Warning: This Air Bag May Contain Shrapnel
In 2010 the front seat air bags in Kristy Williams’s 2001 Honda Civic deployed while the Atlanta-area woman was stopped at a light. Shrapnel allegedly flew from one of the safety devices during the blast that inflated them. The metal hit Williams in the neck, severing her carotid artery, according to a suit she filed in Georgia state court against Honda and Tokyo-based Takata, maker of the air bag inflator. Williams stuck two fingers in the wound to stop the bleeding as she waited for an ambulance. Her loss of blood led to several strokes, a seizure, and a speech disorder, according to the suit.

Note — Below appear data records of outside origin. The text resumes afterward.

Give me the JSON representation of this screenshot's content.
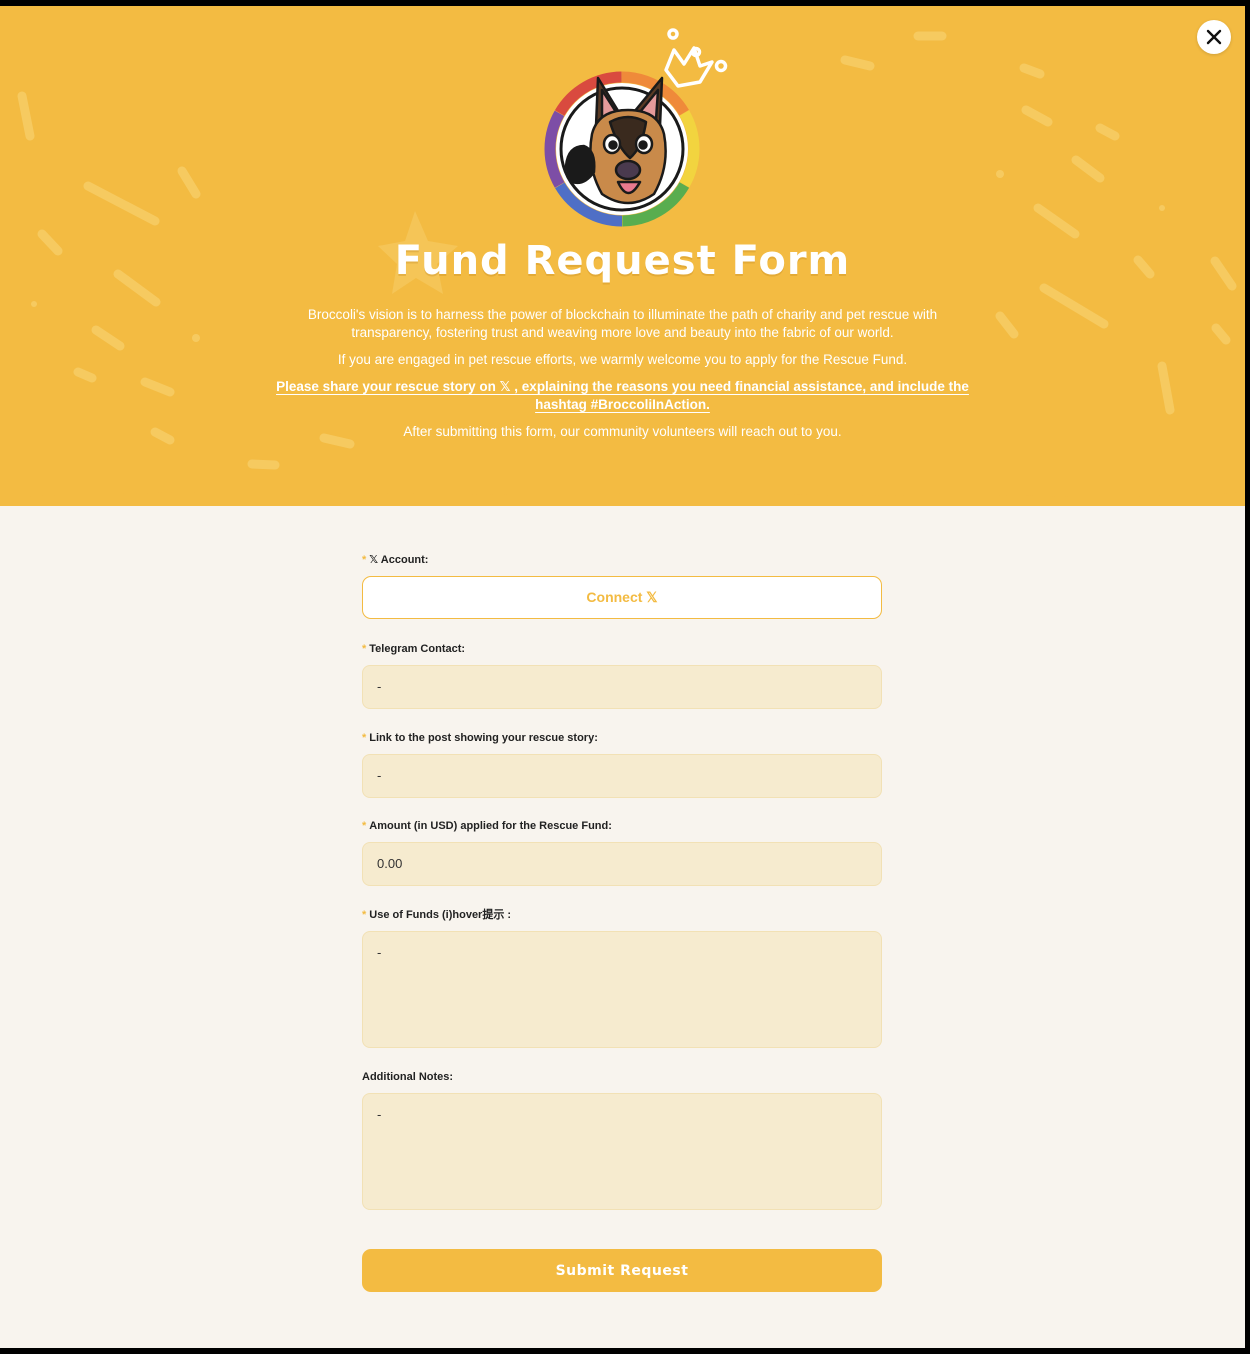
{
  "colors": {
    "accent": "#f3bb42",
    "page_background": "#f8f4ee",
    "field_background": "#f6ebcf",
    "text_dark": "#222222"
  },
  "header": {
    "close_icon": "close-icon",
    "title": "Fund Request Form",
    "intro_paragraph_1": "Broccoli's vision is to harness the power of blockchain to illuminate the path of charity and pet rescue with transparency, fostering trust and weaving more love and beauty into the fabric of our world.",
    "intro_paragraph_2": "If you are engaged in pet rescue efforts, we warmly welcome you to apply for the Rescue Fund.",
    "share_link": "Please share your rescue story on 𝕏 , explaining the reasons you need financial assistance, and include the hashtag #BroccoliInAction.",
    "intro_paragraph_4": "After submitting this form, our community volunteers will reach out to you."
  },
  "form": {
    "required_mark": "*",
    "x_account": {
      "label": "𝕏 Account:",
      "button": "Connect 𝕏"
    },
    "telegram": {
      "label": "Telegram Contact:",
      "value": "-"
    },
    "post_link": {
      "label": "Link to the post showing your rescue story:",
      "value": "-"
    },
    "amount": {
      "label": "Amount (in USD) applied for the Rescue Fund:",
      "value": "0.00"
    },
    "use_of_funds": {
      "label": "Use of Funds (i)hover提示 :",
      "value": "-"
    },
    "notes": {
      "label": "Additional Notes:",
      "value": "-"
    },
    "submit": "Submit Request"
  }
}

Honda and Takata settled with Williams in 2011. Joel Wooten, her attorney, says the terms are confidential and declines to discuss the case. Takata, which accounts for about a quarter of all air bag inflators produced globally, is finding it far more difficult to silence safety questions now that horrific details of shrapnel-induced injuries involving its products have made headlines in recent months. One Florida crash left a young driver with a metal shard in her eye socket. Another incident in that state resulted in gashes on a dead woman’s throat so similar to stab wounds that police thought she’d been murdered. And a Puerto Rico fender bender left a woman with her jaw sliced open. Takata declined to answer specific questions about deaths and injuries involving its air bags.